«Guardo ai due Stati, guardo a uno Stato. Mi piace quello che piace a entrambe le parti». Donald Trump riceve a Washington il primo ministro israeliano, Benyamin Netanyahu, e in una sola frase rottama decenni di politica americana sul Medio Oriente. La soluzione dei due Stati, Israele e Palestina, non è più la priorità per l’amministrazione americana. Una decisione comunicata con leggerezza, come se tutto dipendesse dalla sensibilità temporanea del Presidente: «Posso vivere con entrambe le soluzioni», ha affermato Trump. Ma la sua posizione apre scenari nuovi, dagli esiti imprevedibili.
Amicizia e alleanza – L’incontro di ieri, 15 febbraio, il primo con Netanyahu era molto atteso. In campagna elettorale Trump si era schierato apertamente con Israele. Ma nei primi giorni da Presidente aveva tenuto un atteggiamento ambiguo, culminato nella gaffe del messaggio per la Giornata della memoria (27 gennaio) in cui non compariva la parola “Jew” (“ebreo”). L’arrivo dei due leader in sala stampa, al termine del vertice, ha dissipato ogni dubbio: larghi sorrisi e sguardi di intesa, con Trump che annuncia «l’onore di accogliere il mio amico Primo Ministro Benyamin Netanyahu». Un rapporto personale che riflette la grande fiducia tra i Paesi. «Apprezzo profondamente la tua amicizia», risponde Netanyahu: «Lo Stato di Israele non ha alleato migliore degli Stati Uniti. E ti voglio assicurare che gli Stati Uniti non hanno alleato migliore di Israele». Oltre ai rapporti tra lo stato ebraico e Palestina, Trump e Netanyahu hanno discusso anche di Iran, esprimendo piena sintonia. L’accordo stretto da Obama con la dittatura degli Ayatollah è per Trump «uno dei peggiori che io abbia mai visto». Il Presidente americano si è impegnato a fare di tutto perché l’Iran non rappresenti una minaccia nucleare per Israele.

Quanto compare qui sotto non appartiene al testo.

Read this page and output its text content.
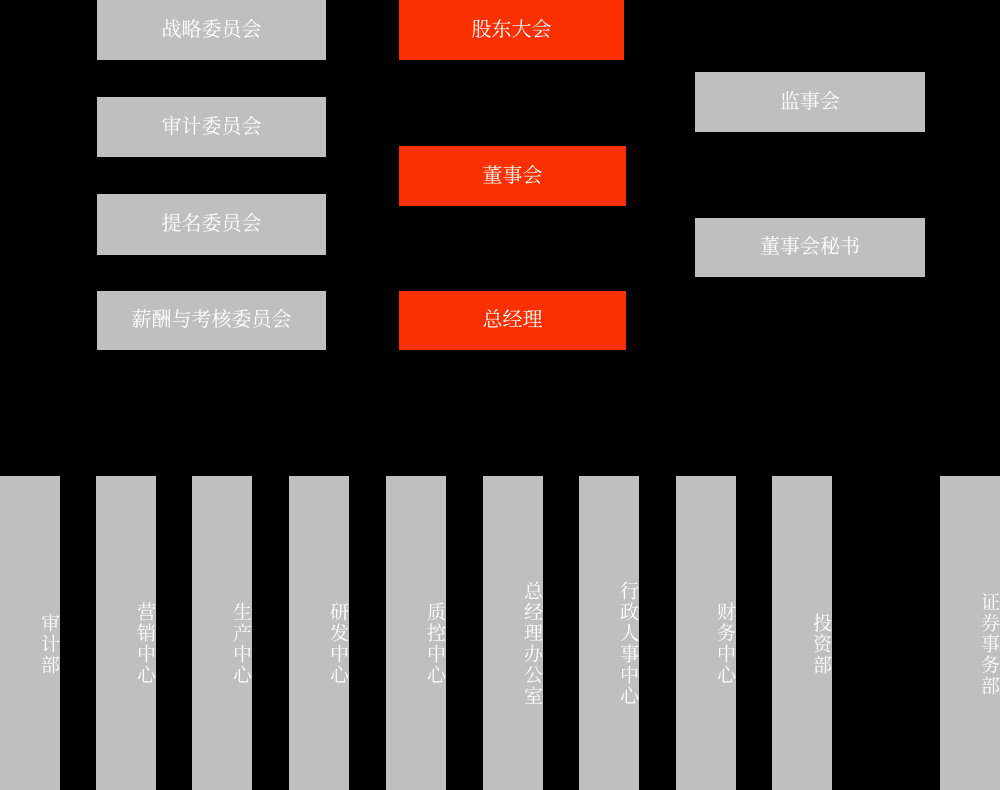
战略委员会	股东大会
审计委员会
监事会
董事会
提名委员会
董事会秘书
薪酬与考核委员会	总经理
审计部	营销中心	生产中心	研发中心	质控中心	总经理办公室	行政人事中心	财务中心	投资部	证券事务部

Alture del Golan, insediamenti e Gerusalemme capitale – L’incontro ha già prodotto i primi effetti. Nella notte americana, Netanyahu ha chiesto formalmente al Presidente Trump di riconoscere la sovranità israeliana sulle Alture del Golan. Il territorio a nord dello Stato di Israele appartiene formalmente alla Siria, ma Israele lo ha occupato nel 1967 e ne ha dichiarato l’annessione – non riconosciuta dalla comunità internazionale – nel 1981. Il controllo del Golan è strategico perché le Alture permettono di dominare tutta la regione tra Siria e Israele. Un luogo soprannominato anche “castello d’acqua”, perché ospita le riserve idriche più importanti della zona.

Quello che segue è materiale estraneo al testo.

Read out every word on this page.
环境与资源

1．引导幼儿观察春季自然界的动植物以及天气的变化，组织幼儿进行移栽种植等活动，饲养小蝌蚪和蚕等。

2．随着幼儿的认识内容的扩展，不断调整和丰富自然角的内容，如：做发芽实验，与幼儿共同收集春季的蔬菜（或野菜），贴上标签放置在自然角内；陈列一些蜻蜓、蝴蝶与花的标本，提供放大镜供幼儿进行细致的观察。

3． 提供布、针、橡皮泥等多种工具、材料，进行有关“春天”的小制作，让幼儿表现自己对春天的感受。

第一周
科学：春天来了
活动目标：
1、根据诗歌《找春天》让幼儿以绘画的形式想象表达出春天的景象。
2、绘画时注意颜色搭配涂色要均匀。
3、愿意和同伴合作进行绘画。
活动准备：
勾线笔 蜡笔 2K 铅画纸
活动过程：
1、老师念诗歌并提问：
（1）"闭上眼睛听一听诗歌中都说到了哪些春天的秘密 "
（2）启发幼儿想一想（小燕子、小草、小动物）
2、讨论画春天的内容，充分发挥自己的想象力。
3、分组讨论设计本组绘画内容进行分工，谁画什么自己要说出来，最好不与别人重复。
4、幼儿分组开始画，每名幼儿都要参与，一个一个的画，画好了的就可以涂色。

Nella conferenza stampa, si è accennato anche ad altri due fronti: Trump ha invitato gli israeliani a «fermarsi per un po’ con gli insediamenti», mentre rispetto allo spostamento dell’ambasciata americana da Tel Aviv a Gerusalemme ha mostrato speranza: «Mi piacerebbe molto, seguiamo la possibilità con attenzione. E vedremo cosa succede». Anche la città di Gerusalemme, formalmente divisa tra israeliani e palestinesi, è di fatto sotto il controllo dello Stato ebraico dal 1967, quando gli israeliani occuparono la zona palestinese di Gerusalemme Est.
Polemiche per il nuovo ambasciatore – Le reazioni palestinesi al colloqui Trump-Netanyahu esprimono agitazione. Il numero due dell’Organizzazione per la liberazione della Palestina (Olp), Saeb Erekat, ha dichiarato che le parole di Trump sono un tentativo di «seppellire la soluzione dei due Stati e di eliminare quello della Palestina». Il Presidente palestinese Abu Mazen, invece, ha scritto in un comunicato che Israele dovrebbe «rispondere alla richiesta del presidente Trump di fermare tutte le attività di insediamento». Intanto oggi, 16 febbraio, la Commissione affari esteri del Senato americano discute la nomina del nuovo ambasciatore americano in Israele, e il dibattito si annuncia rovente.
David Friedman, l’uomo scelto da Trump, sostiene pubblicamente gli insediamenti ed è contrario al riconoscimento dello Stato di Palestina. Ieri cinque ex ambasciatori americani in Israele hanno scritto alla Commissione, sostenendo che Friedman sarebbe “inadatto al compito” per le sue posizioni “estremiste e radicali”. E tra i membri repubblicani della Commissione, i’influente Paul Ryan, portavoce del partito alla Camera, avrebbe espresso dei dubbi. La nomina rimane a rischio.